Smith is considered by some to be a pioneer of the current closer. I was told at the dedication that the Yankees and the Reds were the first teams to use relief pitchers similar to the way closers are used. And Smith was part of that, finishing in the top five in appearances a couple times.
The story hanging up in the top left corner was the large story that I wrote the first time, which really helped local people know about this major league pitcher who grew up on a farm, came from their backyard and had been ignored for decades.
This is the article that I saved. It was displayed so large that I can't fit it on the scanner, but you'll get the idea:
Smith's daughter Gail, when she found out that I had written this article, told me how much she liked it and how she went down to Kinkos and made copies for everyone.
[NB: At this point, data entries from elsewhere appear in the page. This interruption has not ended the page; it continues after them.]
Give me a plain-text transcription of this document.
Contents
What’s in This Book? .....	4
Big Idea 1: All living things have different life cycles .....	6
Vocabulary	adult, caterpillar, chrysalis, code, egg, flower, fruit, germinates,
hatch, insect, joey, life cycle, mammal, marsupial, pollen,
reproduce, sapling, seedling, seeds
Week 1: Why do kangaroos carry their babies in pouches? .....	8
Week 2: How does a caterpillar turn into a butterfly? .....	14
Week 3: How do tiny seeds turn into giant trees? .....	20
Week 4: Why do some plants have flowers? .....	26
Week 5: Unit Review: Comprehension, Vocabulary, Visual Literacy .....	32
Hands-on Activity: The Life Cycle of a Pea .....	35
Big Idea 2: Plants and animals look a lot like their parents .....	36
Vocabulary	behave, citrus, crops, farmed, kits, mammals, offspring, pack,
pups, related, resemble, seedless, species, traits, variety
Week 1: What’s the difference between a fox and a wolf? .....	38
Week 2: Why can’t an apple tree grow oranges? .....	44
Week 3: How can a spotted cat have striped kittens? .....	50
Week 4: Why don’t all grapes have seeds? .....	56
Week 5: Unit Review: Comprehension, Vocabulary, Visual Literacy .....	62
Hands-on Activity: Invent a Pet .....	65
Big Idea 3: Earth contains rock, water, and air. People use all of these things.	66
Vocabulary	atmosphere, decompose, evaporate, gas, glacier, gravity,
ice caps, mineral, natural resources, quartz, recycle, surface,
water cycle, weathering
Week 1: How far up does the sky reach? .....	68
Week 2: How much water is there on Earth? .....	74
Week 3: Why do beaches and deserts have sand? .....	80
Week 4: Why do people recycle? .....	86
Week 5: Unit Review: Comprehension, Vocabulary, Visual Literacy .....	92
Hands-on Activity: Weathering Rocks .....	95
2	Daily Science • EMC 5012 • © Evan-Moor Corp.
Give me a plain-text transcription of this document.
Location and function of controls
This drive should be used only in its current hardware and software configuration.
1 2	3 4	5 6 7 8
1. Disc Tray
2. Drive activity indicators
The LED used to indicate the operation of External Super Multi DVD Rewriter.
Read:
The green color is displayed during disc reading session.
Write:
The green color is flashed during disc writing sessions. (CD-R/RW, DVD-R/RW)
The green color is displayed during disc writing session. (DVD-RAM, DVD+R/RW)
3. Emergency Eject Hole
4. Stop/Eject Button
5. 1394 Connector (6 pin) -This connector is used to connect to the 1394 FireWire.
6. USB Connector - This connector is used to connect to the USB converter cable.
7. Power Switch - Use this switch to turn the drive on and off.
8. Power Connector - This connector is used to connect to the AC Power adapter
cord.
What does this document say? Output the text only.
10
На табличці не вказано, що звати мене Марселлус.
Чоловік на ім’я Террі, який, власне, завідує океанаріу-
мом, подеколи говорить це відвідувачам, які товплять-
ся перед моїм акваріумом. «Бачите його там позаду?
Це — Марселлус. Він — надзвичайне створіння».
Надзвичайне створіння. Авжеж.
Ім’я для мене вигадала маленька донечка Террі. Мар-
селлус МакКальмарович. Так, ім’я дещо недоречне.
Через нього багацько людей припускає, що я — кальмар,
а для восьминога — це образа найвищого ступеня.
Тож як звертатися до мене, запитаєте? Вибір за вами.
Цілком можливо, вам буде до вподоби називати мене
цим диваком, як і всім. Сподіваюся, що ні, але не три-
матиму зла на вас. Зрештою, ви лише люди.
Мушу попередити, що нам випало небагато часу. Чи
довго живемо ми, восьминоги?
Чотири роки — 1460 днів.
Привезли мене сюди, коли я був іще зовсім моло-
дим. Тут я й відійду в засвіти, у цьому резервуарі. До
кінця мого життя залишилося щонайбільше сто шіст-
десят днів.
I was happy to hear her single out the baseball cards and how much she liked them displayed with the story.
Those baseball cards were supplied for the story by Norm and then I returned them to him. When Frank died, Norm gave me most of the cards. I noticed that he kept at least two of them that were displayed. One is the 1954 Topps card on the left there.
The other is this card, which I received in a trade with a fellow blogger (remember Doc T?) a number of years ago. Norm's copy was signed. I don't know why he kept those two. Perhaps they reminded him the most of Smith? I like to think they meant the most to him.
As much as I love baseball, it was a great day. The local high school team played a game after the festivities, and one of the sons threw out the first pitch. And I realized, after hearing story after story about Smith, that my two-hour conversation with Smith when I wrote that first article did not come about because I was a reporter particularly adept at asking questions. It was basically how he treated everyone. He loved baseball and he loved to talk and to have fun. He was the life of the party.
I've talked to the family so much that I know a lot about their history, the stories that don't have to do with baseball, family stories, at least one of which would make a great article on its own.
And when Smith was alive, I was able to talk to him enough over the phone and gather enough background that I felt like he came over to visit from time to time. In fact, a couple of times when talking to his kids, I would bring something up about their father and they would pause and say, "wait, you knew my dad?"
Well, I feel like I did.
After I came back to the office, I realized that this was a story about the memory of someone and we didn't have a picture of the guy. There were no current photos and no access to that Life magazine photo. So I made sure to stop home and grab the 1953 Topps card above of Smith and include it with the photos with the article.
This felt like the last time I would write about Smith for the paper. The final chapter referenced in the post title. But in talking to his son, he mentioned a story that Frank told me about Jackie Robinson and he's trying to do some research to pinpoint the exact game and background. I wouldn't be surprised if it turned into some sort of short film or book. And then, I'd be writing about Smith again.
So that's what I did on Saturday. It may not mean much to some people, but I know it meant a lot to the Smith family. And it was the coolest thing I've done in a long time.